En application du principe de « minimisation » des données, les données doivent être autant que possible dé-identifiées, voire anonymisées, dans la mesure où les objectifs de la recherche peuvent être accomplis sans recours à des données identifiantes.

Les chercheurs ont toutefois besoin de traiter des données à caractère personnel pour recontacter les personnes concernées dans le cadre d’un suivi longitudinal, pour permettre leur éventuel chaînage ou leur appariement ou permettre une analyse fine des facteurs de risques pour la santé (ex : géocodage des adresses pour étudier les variations géographiques des problèmes de santé).

L’anonymisation des données n’est alors pas requise dès lors que la collecte de données identifiantes est nécessaire et proportionnée au besoin d’en connaître. Une analyse de pertinence et de proportionnalité au regard des objectifs de la recherche doit être effectuée au cas par cas et documentée.
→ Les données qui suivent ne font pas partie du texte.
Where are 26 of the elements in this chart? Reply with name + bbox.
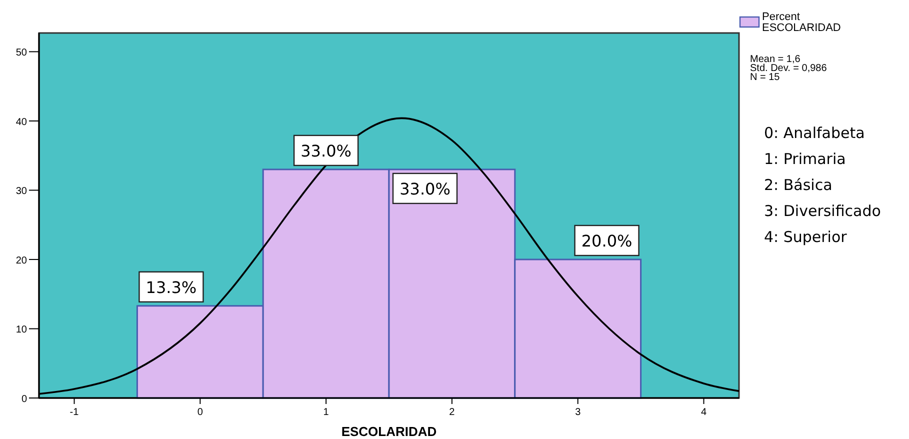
text: 1: Primaria	[764, 150, 846, 168]
text: Std. Dev. = 0,986	[750, 63, 828, 74]
x-tick-label: 2	[449, 407, 456, 418]
text: Mean = 1,6	[750, 54, 801, 65]
x-tick-label: 1	[323, 407, 330, 418]
text: N = 15	[750, 72, 780, 83]
y-tick-label: 20	[16, 255, 28, 266]
legend-label: Percent ESCOLARIDAD	[762, 11, 841, 34]
y-tick-label: 10	[16, 324, 28, 336]
y-tick-label: 50	[16, 48, 28, 59]
x-tick-label: 3	[575, 407, 582, 418]
y-tick-label: 30	[16, 186, 28, 198]
data-label: 20.0%	[581, 231, 632, 250]
data-label: 13.3%	[146, 278, 197, 297]
data-label: 33.0%	[300, 141, 352, 160]
x-tick-label: 4	[700, 407, 707, 418]
x-tick-label: 0	[197, 407, 204, 418]
x-axis-title: ESCOLARIDAD	[341, 424, 437, 439]
text: 4: Superior	[764, 228, 848, 246]
text: 3: Diversificado	[764, 202, 881, 220]
y-tick-label: 40	[16, 116, 28, 128]
text: 0: Analfabeta	[764, 124, 865, 142]
text: 2: Básica	[764, 176, 832, 194]
data-label: 33.0%	[400, 179, 450, 198]
y-tick-label: 0	[21, 394, 28, 405]
x-tick-label: -1	[70, 407, 80, 418]
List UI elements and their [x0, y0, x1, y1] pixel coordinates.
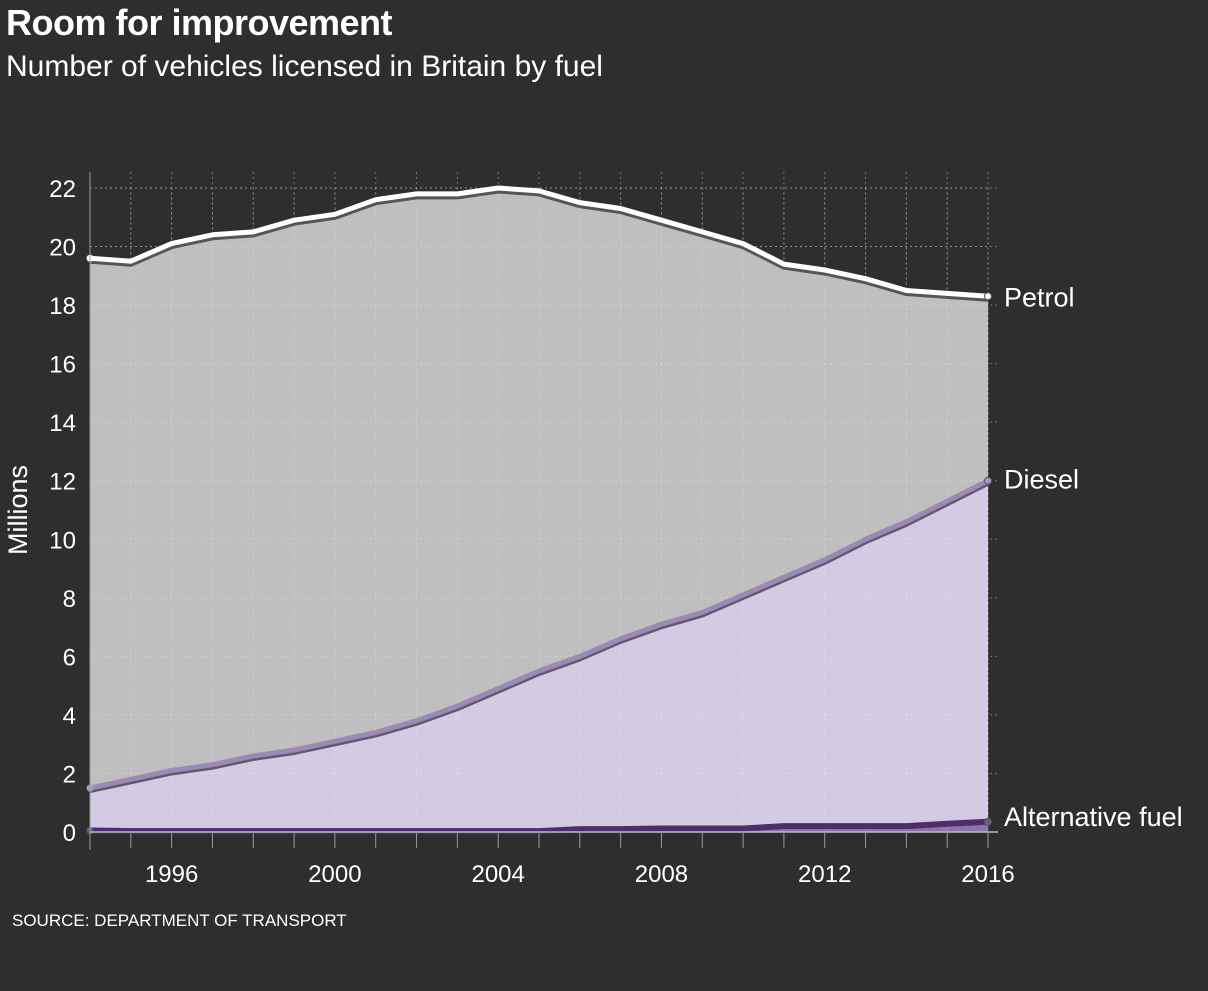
series-lines [86, 185, 992, 835]
y-tick-label: 16 [49, 352, 76, 379]
line-alternative-fuel [89, 818, 989, 835]
y-tick-label: 10 [49, 527, 76, 554]
x-tick-label: 1996 [145, 861, 198, 888]
source-note: SOURCE: DEPARTMENT OF TRANSPORT [12, 911, 347, 930]
y-tick-label: 4 [63, 703, 76, 730]
point-end [984, 476, 992, 485]
y-tick-label: 14 [49, 410, 76, 437]
y-tick-label: 12 [49, 469, 76, 496]
line-diesel [89, 478, 990, 791]
series-areas [89, 187, 989, 833]
y-tick-label: 8 [63, 586, 76, 613]
y-tick-label: 22 [49, 176, 76, 203]
chart-subtitle: Number of vehicles licensed in Britain b… [6, 50, 603, 83]
axes: 0 2 4 6 8 10 12 14 16 18 20 22 1996 2000 2004 2008 2012 2… [49, 172, 1015, 888]
point-end [984, 292, 992, 301]
y-tick-label: 20 [49, 235, 76, 262]
y-tick-label: 6 [63, 644, 76, 671]
y-axis-label: Millions [3, 465, 33, 555]
series-label-petrol: Petrol [1004, 282, 1075, 312]
series-label-alternative-fuel: Alternative fuel [1004, 802, 1183, 832]
x-tick-label: 2016 [961, 861, 1014, 888]
x-tick-label: 2000 [308, 861, 361, 888]
y-tick-label: 18 [49, 293, 76, 320]
chart-title: Room for improvement [6, 2, 393, 43]
series-label-diesel: Diesel [1004, 465, 1079, 495]
area-diesel [90, 480, 988, 832]
y-tick-label: 2 [63, 761, 76, 788]
point-end [984, 817, 992, 826]
x-tick-label: 2008 [635, 861, 688, 888]
y-tick-label: 0 [63, 820, 76, 847]
x-tick-label: 2012 [798, 861, 851, 888]
line-petrol [89, 185, 989, 299]
series-labels: Petrol Diesel Alternative fuel [1004, 282, 1183, 832]
x-tick-label: 2004 [471, 861, 524, 888]
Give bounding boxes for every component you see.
Plusieurs techniques d’anonymisation existent s’appuyant sur deux grandes principes : transformer les données pour qu’elles ne se réfèrent plus à une personne déterminée ou agréger les données de façon qu’elles ne soient plus spécifiques à un individu mais communes à un ensemble de personnes.

Il existe différentes méthodes d’anonymisation fondées sur des procédés plus ou moins complexes et leur robustesse dans le temps est difficile à apprécier. Compte tenu des enjeux des mégadonnées (Big Data), de l’ouverture des données publiques (Open Data) et pour aider à évaluer l’effectivité d’une solution d’anonymisation, le G29, groupe européen des autorités de protection des données à caractère personnel, a proposé trois critères :

• L‘individualisation : est-il toujours possible d’isoler un individu ?
• La corrélation : est-il possible de relier entre eux des ensembles de données distincts concernant un même individu ?
• L‘inférence : peut-on déduire de l’information sur un individu ?

Ainsi :

1. Un jeu de données pour lequel il n’est possible ni d’individualiser ni de corréler ni d’inférer est a priori anonyme ;
2. Un jeu de données pour lequel au moins un des trois critères n’est pas respecté ne pourra être considéré comme anonyme qu’à la suite d’une analyse détaillée des risques de ré-identification menée par le responsable de traitement.

Position du G 29 : avis 05/2014 sur les techniques d’anonymisation

L’anonymisation est un traitement qui prend pour point de départ des données à caractère personnel identifiables et fournit comme résultat des données qui ne sont plus identifiables. Bien que le produit final ne soit pas soumis au RGPD, l’anonymisation proprement dite est un traitement soumis aux règles du RGPD qui doit, le cas échéant, être soumis à la Cnil qui validera le processus d’anonymisation proposé.